State Department launches Cuba regime change initiative

This report from the July 31 Weekly News Update on the Americas on changes in top State Department positions on Latin America indicates that the White House is preparing to escalate its regime change offensive against Cuba:

U.S.: NORIEGA OUT, McCARRY IN
On July 29 US assistant secretary of state for Western Hemisphere affairs Roger Noriega announced he was going into the private sector as of September. His resignation after two years in the post came as Congress members and analysts called for stronger US leadership for Latin America, which is increasingly dominated by left and center-left governments. Noriega was a staffer for far-right ex-senator Jesse Helms (R-NC) and helped draft the “Helms-Burton Act, which toughened the embargo on Cuba. Analysts, who tended to dismiss Noriega as an “ideologue,” expect him to be replaced by Thomas Shannon, head of Latin American affairs at the National Security Council and a career diplomat trusted by Secretary of State Condoleezza Rice.

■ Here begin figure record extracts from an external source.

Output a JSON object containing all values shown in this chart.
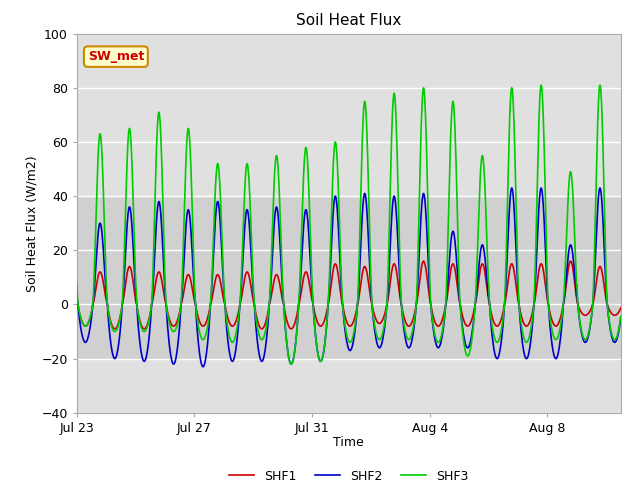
{
  "title": "Soil Heat Flux",
  "xlabel": "Time",
  "ylabel": "Soil Heat Flux (W/m2)",
  "ylim": [
    -40,
    100
  ],
  "yticks": [
    -40,
    -20,
    0,
    20,
    40,
    60,
    80,
    100
  ],
  "xlim_start_day": 0,
  "xlim_end_day": 18.5,
  "xtick_labels": [
    "Jul 23",
    "Jul 27",
    "Jul 31",
    "Aug 4",
    "Aug 8"
  ],
  "xtick_positions": [
    0,
    4,
    8,
    12,
    16
  ],
  "colors": {
    "SHF1": "#cc0000",
    "SHF2": "#0000cc",
    "SHF3": "#00cc00"
  },
  "legend_labels": [
    "SHF1",
    "SHF2",
    "SHF3"
  ],
  "shaded_region": [
    -20,
    40
  ],
  "annotation_box": {
    "text": "SW_met",
    "bg_color": "#ffffcc",
    "border_color": "#cc8800",
    "text_color": "#cc0000"
  },
  "n_cycles": 18,
  "days": 18.5,
  "peak_shf1": [
    12,
    14,
    12,
    11,
    11,
    12,
    11,
    12,
    15,
    14,
    15,
    16,
    15,
    15,
    15,
    15,
    16,
    14
  ],
  "peak_shf2": [
    30,
    36,
    38,
    35,
    38,
    35,
    36,
    35,
    40,
    41,
    40,
    41,
    27,
    22,
    43,
    43,
    22,
    43
  ],
  "peak_shf3": [
    63,
    65,
    71,
    65,
    52,
    52,
    55,
    58,
    60,
    75,
    78,
    80,
    75,
    55,
    80,
    81,
    49,
    81
  ],
  "trough_shf1": [
    -8,
    -9,
    -9,
    -8,
    -8,
    -8,
    -9,
    -9,
    -8,
    -8,
    -7,
    -8,
    -8,
    -8,
    -8,
    -8,
    -8,
    -4
  ],
  "trough_shf2": [
    -14,
    -20,
    -21,
    -22,
    -23,
    -21,
    -21,
    -22,
    -21,
    -17,
    -16,
    -16,
    -16,
    -16,
    -20,
    -20,
    -20,
    -14
  ],
  "trough_shf3": [
    -8,
    -10,
    -10,
    -10,
    -13,
    -14,
    -13,
    -22,
    -21,
    -14,
    -13,
    -13,
    -14,
    -19,
    -14,
    -14,
    -13,
    -13
  ],
  "background_color": "#ffffff",
  "plot_bg_color": "#e0e0e0",
  "shaded_bg_color": "#d0d0d0",
  "grid_color": "#ffffff",
  "line_width": 1.2
}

State Department spokesperson Sean McCormack denied that Noriega’s resignation is linked to the July 28 nomination of Republican congressional staffer Caleb McCarry to be “transition coordinator” for Cuba. The post, called for by a May 2004 report of the Commission for Assistance to a Free Cuba, headed by then-secretary of state Colin Powell, is intended to facilitate the “final transition to a democratic government” with a $59 million budget. “I’m sure he’ll get a juicy salary in his new post,” Cuban foreign minister Felipe Perez Roque commented, “but I can assure them that McCarry is going to retire without setting foot in Cuba.” (La Jornada, Mexico, July 30 from AFP, DPA, Reuters; Miami Herald, July 29, 30)

As we recently noted, Noriega was himself the replacement for Otto Reich, who was a real bastard and is still making plenty of trouble in the private sector.